Les choses empirent avec « Le Fantôme des tranchées » qui ambitionne de « devenir général », en un conte guerrier, morbide et baroque, entre archéologie romaine et « conquête du mal » ! Plus loin, une « Épouse fidèle » connut la boue du sépulcre, cette « salle de torture où tuer les morts ». Or la « défunte et sensuelle » vampiresse que « la tombe a vomie », continue à rendre son mari fort amoureux, quoique bien vite aux prises avec l’Inquisition. En réchapper, fuir, une boîte funèbre pour bagage, permet au couple nocturne de prospérer à Trieste : elle confectionnant des robes divines, lui la protégeant du monde et du jour qui risquent de la pourrir…
Le goût amer des amours maléfiques parcourt le monde, y compris au Mexique, entre fantôme de la Malinche et « main de squelette », jusqu’en Norvège, où s’agitent les « trollesses, dévoreuses de cadavres à la pelisse de boue ». Morbidité et sorcellerie sont en effet universelles. Au Japon, d’où viennent les « esprits-renards », « Le fantôme du cerisier » fait affreusement merveille. Le superbe et élégiaque « Fantôme photographique » laisse le lecteur perplexe face à la disparition d’appareils obsolètes et de leurs pellicules : un spectre les ranime afin que les êtres soient « sauvés pour l’éternité », malgré l’emprise de démons jumeaux.
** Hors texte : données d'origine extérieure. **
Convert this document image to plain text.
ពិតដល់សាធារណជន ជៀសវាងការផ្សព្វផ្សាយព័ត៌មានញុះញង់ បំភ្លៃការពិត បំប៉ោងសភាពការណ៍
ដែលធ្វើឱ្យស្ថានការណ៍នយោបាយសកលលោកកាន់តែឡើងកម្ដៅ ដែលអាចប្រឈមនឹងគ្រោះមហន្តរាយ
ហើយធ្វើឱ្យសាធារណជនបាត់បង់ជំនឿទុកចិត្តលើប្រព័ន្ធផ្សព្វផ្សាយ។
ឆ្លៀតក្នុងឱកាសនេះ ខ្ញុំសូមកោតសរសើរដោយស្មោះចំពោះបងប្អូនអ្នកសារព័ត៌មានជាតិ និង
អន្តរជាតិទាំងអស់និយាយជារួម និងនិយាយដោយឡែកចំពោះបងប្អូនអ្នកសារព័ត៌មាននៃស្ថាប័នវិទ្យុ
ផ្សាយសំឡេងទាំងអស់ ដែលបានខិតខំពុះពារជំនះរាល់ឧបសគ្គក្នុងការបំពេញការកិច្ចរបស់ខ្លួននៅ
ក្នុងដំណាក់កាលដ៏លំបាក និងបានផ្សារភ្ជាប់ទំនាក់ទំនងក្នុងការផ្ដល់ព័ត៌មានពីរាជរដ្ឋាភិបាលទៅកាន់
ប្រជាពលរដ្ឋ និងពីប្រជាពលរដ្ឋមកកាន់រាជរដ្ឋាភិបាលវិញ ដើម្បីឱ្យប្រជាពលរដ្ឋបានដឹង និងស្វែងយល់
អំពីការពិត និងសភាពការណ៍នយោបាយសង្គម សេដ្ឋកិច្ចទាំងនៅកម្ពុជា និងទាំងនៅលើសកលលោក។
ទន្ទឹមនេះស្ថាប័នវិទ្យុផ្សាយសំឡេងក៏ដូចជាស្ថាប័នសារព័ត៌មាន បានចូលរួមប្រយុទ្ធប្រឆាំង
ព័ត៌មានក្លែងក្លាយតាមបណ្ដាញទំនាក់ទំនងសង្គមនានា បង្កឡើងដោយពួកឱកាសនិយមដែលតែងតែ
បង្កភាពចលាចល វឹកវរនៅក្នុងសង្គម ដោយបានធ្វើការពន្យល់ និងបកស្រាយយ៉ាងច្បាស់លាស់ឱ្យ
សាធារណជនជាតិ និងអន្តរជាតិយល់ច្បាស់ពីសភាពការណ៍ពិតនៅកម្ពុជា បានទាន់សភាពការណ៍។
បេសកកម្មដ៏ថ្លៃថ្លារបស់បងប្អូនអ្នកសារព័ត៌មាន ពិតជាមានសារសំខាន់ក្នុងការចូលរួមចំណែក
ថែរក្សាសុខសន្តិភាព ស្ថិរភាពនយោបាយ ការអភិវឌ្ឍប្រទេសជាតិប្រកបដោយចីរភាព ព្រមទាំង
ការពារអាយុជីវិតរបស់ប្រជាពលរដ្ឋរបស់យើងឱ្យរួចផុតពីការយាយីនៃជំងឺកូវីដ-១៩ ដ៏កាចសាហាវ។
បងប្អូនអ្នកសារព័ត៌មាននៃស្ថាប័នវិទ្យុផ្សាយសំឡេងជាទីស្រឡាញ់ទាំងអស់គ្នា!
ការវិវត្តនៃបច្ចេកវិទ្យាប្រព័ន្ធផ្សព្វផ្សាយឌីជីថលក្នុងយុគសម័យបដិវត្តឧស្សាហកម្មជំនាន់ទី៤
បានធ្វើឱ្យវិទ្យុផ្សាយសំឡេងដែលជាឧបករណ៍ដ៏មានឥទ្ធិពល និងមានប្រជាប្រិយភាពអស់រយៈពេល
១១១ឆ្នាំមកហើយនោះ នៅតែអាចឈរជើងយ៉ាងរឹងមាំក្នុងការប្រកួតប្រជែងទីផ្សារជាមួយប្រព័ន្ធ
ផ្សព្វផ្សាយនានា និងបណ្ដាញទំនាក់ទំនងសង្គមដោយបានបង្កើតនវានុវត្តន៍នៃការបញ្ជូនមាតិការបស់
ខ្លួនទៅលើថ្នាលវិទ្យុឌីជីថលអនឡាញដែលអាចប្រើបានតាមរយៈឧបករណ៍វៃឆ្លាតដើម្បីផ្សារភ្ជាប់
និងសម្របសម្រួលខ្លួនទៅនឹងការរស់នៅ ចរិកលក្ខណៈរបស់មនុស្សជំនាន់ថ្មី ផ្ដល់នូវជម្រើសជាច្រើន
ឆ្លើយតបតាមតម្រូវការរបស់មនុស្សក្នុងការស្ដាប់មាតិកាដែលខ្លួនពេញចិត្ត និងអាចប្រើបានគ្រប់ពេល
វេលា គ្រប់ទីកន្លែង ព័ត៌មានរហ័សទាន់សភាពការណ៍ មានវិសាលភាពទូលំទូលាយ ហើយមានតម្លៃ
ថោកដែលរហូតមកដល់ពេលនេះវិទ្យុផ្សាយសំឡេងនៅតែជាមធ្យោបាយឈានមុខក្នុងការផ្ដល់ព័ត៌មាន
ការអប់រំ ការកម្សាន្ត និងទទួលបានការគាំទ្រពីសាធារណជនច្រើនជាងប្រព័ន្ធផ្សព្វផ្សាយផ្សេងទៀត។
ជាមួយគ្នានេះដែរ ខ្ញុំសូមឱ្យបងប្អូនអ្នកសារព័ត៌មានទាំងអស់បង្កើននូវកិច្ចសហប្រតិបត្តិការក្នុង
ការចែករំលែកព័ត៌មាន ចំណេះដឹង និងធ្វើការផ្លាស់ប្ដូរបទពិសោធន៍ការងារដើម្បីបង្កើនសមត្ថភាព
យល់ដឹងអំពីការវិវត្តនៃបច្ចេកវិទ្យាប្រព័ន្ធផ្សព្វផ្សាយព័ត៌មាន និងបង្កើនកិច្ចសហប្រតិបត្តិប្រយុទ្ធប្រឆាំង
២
Ailleurs l’on succombe au « Banquet de la mort », en imaginant de condamner cette dernière à disparaître pour toujours.
L’exercice de style, renouvelant les thématiques et les géographies du fantastique, est brillant. La prose du nouvelliste sait rendre suaves les créatures maladives et répugnantes, brûlantes d’érotisme celles qui fricotent avec un au-delà morbide. Dans la tradition du roman gothique et du romantisme noir, qui va du Moine de Lewis, en passant par Frankenstein de Mary Shelley, les contes d’Edgar Poe et de Lovecraft, jusqu’aux terreurs de Stephen King, William T. Vollmann, qui prétend à son acmé littéraire publier ici son « dernier livre », fait ses gammes avec un sens affûté de l’horreur succulente.

Thierry Guinhut

Dernières nouvelles et autres nouvelles,
William T. Vollmann
Traduit de l’américain par Pierre Demarty
Actes Sud, 894 pages, 28

Puissance du noir Par Thierry Guinhut
Le Matricule des Anges n°221 , mars 2021.